« Le peuple, l’armée et la justice », peut-on lire devant les silos du port de Beyrouth, ravagé par la double explosion du 4 août 2020. Photo d’archives Matthieu Karam / L'OLJ
Le juge d'instruction près la cour de justice Tarek Bitar a entendu vendredi matin l’avocat général auprès du parquet de cassation, Ghassan Khoury, dans le cadre de son enquête sur la double explosion au port de Beyrouth. Selon des informations de presse, l'interrogatoire a duré environ 15 minutes, avant que M. Khoury ne retourne à son bureau au Palais de Justice de Beyrouth.

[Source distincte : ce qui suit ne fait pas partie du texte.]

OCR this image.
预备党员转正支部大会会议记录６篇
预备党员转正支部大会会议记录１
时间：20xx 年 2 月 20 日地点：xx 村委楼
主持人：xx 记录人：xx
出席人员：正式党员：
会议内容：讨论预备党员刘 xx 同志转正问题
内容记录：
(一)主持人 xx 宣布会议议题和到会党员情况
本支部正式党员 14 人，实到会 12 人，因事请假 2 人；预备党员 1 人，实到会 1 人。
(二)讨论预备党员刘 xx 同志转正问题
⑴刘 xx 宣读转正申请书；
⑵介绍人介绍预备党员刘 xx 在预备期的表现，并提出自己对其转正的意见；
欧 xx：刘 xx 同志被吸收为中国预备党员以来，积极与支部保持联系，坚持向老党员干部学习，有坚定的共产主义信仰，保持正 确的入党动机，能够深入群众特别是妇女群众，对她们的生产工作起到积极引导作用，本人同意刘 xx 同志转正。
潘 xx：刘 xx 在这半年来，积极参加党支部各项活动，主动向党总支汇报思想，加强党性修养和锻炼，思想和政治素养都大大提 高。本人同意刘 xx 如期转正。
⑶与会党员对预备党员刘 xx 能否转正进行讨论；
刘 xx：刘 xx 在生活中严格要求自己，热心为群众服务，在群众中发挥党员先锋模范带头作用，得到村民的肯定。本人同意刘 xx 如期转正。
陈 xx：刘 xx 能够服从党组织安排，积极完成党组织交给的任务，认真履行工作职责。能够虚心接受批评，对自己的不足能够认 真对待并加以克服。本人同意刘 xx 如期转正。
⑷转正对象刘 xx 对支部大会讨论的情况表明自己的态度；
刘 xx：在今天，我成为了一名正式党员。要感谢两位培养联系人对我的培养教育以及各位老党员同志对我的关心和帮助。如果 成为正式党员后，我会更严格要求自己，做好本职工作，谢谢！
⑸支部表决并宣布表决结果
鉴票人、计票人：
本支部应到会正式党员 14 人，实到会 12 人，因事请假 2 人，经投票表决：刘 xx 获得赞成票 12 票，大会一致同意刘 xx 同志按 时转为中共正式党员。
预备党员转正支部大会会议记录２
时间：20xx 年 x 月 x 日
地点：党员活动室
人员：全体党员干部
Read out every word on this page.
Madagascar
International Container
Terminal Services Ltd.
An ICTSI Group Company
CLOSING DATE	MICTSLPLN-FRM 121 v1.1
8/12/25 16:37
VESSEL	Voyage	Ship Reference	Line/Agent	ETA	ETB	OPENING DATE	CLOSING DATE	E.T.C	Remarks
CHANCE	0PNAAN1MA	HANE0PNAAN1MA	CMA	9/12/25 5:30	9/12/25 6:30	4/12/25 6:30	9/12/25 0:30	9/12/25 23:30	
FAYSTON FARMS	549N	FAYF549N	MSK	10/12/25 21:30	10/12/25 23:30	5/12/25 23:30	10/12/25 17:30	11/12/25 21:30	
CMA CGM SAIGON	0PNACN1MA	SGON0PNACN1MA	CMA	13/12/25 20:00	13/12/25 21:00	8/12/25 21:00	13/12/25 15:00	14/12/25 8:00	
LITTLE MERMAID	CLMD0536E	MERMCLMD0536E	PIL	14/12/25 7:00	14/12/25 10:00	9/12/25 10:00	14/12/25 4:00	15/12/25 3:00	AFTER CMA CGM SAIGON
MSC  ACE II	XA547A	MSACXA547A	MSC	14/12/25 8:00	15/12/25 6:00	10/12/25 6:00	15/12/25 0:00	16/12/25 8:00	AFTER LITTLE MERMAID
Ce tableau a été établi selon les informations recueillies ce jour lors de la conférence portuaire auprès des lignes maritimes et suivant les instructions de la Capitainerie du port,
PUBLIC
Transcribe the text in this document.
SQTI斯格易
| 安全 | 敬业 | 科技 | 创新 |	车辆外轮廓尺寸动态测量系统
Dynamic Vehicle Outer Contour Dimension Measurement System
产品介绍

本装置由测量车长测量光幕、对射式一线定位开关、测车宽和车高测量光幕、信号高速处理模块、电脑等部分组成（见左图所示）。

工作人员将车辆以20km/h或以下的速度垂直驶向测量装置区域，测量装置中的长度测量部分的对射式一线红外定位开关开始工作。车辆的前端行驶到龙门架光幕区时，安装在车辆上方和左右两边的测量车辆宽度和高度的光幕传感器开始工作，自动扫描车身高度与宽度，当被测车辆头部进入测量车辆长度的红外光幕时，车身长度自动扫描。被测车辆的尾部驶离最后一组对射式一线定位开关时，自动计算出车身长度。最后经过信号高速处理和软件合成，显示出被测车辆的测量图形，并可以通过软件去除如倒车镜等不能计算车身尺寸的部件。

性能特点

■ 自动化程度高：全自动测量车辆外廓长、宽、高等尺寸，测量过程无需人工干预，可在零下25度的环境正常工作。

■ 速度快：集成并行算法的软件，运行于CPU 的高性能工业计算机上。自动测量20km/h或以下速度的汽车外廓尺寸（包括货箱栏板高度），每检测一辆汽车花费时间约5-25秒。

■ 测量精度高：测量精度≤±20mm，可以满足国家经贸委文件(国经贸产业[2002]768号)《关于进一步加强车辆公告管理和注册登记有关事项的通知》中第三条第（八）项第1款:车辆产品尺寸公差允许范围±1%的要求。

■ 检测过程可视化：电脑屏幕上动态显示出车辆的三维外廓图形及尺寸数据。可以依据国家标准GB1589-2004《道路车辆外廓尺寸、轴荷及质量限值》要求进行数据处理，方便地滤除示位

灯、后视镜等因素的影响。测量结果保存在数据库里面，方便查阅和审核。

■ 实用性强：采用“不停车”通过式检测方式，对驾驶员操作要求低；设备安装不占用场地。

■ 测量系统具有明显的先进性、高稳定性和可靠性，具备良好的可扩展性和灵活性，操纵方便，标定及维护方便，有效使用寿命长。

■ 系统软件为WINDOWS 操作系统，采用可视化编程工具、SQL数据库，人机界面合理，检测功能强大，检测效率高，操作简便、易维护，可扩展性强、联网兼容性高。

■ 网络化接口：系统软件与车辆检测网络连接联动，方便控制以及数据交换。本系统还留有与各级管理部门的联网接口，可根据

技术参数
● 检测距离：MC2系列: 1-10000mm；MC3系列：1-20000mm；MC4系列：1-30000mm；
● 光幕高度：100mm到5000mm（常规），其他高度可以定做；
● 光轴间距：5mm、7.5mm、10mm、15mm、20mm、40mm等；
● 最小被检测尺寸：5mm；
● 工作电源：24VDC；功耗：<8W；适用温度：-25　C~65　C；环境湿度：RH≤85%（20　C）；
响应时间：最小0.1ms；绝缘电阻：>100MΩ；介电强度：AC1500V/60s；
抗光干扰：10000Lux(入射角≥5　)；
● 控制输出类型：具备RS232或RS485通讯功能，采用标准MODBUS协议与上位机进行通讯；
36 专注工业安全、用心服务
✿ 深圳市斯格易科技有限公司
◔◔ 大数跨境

Le magistrat fait partie des responsables contre lesquels Tarek Bitar avait engagé des poursuites, notamment pour négligence dans la gestion des procédures liées au stockage du nitrate d'ammonium. La justice avait notamment reçu un rapport de la Sécurité de l'État à ce sujet, qui n'avait pas mené à une enquête plus approfondie.
Troisième juge interrogé
Le 4 août 2020, l'une des plus grandes explosions non nucléaires de l'histoire avait dévasté des pans entiers de la capitale libanaise, tuant plus de 220 personnes, et en blessant plus de 6.500. La déflagration a été provoquée par un incendie dans un entrepôt au port où étaient stockées sans précaution des tonnes de nitrate d'ammonium, malgré des avertissements répétés aux plus hauts responsables, accusés de négligence. Une enquête avait été ouverte au Liban et le juge Bitar avait dû l'interrompre en janvier 2023, se heurtant à l'hostilité d'une grande partie de la classe politique, notamment du Hezbollah, ainsi qu'à une série de poursuites judiciaires le visant. Il avait repris ses investigations début 2025, et interrogé dans ce cadre plusieurs anciens responsables, dont l'ex-Premier ministre Hassane Diab et l'ancien ministre de l'Intérieur, Nohad Machnouk.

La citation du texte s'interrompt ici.